The following reflection and dialogue questions offer individuals UUs, elders, families, and intergenerational groups ten points for meditation and renewal. These points build on the affirming suggestions the author includes for finding renewal and purpose in life.
- Map your life journey. Using the helpful suggestions on page 14, list places (homes, work places, congregations), people (family, ancestors, hero/ines), turning points, and milestones. Reflect on the similarities and the differences between people in their late teens and people in their sixties. What people, places, events, and issues were important as you turned 18? As you turn 60?
- Add milestones on your life journey map to mark a personal listing of your spiritual life, such as critical experiences, choices, mentors, "revelations." Reflect on the words (and music) to a favorite hymn, prayer, poem. Meditate on their meaning to you daily throughout the coming week.

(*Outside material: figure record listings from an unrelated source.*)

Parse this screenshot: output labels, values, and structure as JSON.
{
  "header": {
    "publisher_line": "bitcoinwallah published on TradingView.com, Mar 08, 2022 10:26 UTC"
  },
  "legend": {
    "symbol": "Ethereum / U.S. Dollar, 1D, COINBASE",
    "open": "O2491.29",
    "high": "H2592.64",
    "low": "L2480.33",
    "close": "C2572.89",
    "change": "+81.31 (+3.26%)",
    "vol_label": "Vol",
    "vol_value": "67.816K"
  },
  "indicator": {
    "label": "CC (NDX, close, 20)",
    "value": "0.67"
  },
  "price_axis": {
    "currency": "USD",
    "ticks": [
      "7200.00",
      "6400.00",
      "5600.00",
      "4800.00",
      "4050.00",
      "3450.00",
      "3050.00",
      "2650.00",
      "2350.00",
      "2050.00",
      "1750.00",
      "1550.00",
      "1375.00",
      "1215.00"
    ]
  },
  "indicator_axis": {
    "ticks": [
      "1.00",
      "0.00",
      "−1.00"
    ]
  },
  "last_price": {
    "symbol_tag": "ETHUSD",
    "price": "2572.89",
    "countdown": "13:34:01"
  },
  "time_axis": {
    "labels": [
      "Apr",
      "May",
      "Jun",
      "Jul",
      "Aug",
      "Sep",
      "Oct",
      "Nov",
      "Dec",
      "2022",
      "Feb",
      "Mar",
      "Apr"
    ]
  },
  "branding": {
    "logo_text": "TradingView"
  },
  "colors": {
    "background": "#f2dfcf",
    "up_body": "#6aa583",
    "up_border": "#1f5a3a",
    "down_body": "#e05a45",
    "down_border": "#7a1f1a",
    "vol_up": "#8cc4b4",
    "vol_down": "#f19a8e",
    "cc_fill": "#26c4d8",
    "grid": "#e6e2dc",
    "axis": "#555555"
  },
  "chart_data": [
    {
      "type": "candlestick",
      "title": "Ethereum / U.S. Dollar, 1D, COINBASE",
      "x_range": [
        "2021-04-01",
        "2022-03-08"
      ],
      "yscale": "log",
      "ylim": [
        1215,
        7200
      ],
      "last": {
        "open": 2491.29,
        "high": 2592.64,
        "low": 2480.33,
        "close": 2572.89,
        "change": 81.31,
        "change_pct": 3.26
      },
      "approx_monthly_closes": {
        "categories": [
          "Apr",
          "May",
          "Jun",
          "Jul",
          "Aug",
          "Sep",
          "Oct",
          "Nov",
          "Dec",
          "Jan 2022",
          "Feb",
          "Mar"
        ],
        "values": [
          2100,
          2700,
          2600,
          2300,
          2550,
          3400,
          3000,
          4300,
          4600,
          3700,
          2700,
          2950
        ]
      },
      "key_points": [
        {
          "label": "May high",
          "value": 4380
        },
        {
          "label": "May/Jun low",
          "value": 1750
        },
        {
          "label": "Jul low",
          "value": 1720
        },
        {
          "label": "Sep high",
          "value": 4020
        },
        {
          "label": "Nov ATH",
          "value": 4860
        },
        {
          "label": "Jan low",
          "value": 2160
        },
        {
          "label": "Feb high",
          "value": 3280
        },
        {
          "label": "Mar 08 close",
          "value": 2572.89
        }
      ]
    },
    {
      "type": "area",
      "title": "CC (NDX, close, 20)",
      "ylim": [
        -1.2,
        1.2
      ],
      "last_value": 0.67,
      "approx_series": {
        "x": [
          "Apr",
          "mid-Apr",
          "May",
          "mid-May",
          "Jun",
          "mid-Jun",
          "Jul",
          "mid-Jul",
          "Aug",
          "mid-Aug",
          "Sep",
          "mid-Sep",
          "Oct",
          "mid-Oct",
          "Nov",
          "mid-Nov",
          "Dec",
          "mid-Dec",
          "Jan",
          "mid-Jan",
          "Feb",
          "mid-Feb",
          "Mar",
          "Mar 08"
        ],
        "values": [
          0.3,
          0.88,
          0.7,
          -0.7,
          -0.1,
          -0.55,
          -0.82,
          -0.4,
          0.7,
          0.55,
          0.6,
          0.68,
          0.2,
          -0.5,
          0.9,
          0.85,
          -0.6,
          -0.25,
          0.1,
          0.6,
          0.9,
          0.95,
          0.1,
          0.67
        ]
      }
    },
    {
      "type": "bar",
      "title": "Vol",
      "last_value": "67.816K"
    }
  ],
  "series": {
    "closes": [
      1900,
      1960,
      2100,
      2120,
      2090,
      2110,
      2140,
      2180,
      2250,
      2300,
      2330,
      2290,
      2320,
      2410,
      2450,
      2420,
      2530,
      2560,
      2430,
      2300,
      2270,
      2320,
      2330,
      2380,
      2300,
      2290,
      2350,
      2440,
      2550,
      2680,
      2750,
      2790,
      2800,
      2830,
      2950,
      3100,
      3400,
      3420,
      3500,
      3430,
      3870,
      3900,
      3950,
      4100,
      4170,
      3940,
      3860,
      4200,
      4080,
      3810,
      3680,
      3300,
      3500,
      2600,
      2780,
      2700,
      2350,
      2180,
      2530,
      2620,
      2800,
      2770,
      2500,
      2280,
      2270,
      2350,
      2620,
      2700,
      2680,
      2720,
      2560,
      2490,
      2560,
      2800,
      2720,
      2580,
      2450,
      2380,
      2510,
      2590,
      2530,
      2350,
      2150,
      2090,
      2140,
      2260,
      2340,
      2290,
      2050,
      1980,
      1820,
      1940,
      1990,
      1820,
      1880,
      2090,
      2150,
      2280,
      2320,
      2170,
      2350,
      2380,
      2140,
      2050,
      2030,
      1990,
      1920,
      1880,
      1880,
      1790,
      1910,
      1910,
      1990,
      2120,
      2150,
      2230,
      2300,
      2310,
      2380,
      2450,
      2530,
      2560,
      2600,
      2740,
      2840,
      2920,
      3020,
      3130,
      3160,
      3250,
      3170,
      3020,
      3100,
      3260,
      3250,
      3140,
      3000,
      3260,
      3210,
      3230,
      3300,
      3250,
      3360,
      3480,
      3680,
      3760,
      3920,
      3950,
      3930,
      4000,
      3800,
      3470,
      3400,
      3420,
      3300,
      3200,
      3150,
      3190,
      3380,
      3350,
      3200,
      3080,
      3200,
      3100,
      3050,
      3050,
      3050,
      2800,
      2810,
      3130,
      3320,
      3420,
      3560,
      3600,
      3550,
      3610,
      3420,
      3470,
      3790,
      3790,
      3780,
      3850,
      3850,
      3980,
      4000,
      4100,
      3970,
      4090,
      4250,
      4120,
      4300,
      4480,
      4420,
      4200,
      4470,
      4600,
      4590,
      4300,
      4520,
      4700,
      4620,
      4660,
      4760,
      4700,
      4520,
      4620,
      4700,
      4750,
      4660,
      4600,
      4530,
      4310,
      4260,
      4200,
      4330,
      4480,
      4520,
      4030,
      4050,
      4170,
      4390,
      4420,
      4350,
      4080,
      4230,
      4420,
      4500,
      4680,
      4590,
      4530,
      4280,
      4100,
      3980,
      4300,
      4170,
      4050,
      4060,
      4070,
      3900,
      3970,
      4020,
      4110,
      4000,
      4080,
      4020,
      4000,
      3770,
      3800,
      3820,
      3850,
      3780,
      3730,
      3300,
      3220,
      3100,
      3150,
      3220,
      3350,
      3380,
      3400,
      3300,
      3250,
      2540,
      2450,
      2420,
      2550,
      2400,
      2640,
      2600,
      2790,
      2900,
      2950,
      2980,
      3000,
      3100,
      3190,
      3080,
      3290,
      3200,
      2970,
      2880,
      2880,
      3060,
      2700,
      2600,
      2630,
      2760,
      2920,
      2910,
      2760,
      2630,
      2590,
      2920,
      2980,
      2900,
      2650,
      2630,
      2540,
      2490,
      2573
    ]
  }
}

- Imagine that you are walking along an expansive shoreline and looking at the events of your life. What patterns or themes emerge? How would you describe the ebb and flow of your life? Write down some of your thoughts.
- Remember two people who have had a transformative effect on your life, on the person you have become. Describe them and their influence on your life. Write them a letter of appreciation.
- Recall the words of Ecclesiastes "for everything there is a season...a time to seek and a time to lose; a time to keep and a time to throw away..." Make a list of the things you have thrown away over the years -- possessions, habits, grudges, ambitions, painful memories. Reflect on the nature of life as well as your resilience and growth.
- Go to your favorite spiritual place. Meditate and reflect on the gift of life and the abiding presence of the holy.
- The author writes "...autumn is a time of transformation..." freed from the doing of life to the being of life. What new ways of being are opening to you? What new beginnings are on the horizon?
- Honor one of your senses with special attention for a whole day. The next day pay attention to another sense and explore it.
- Write down your credo. In a paragraph or more capture what you believe about yourself, your relationship to others, where we have come from, and where we are going. Reflect and meditate on it. Share it with others. Add to it as your faith evolves.
- Nancy Wood in Many Winters has captured the philosophy of the Taos Pueblo in prose and poetry. She begins one poem, "today is a very good
day to die..." How would you like to live your last days? What legacy would you like to pass along? How would you like to be remembered?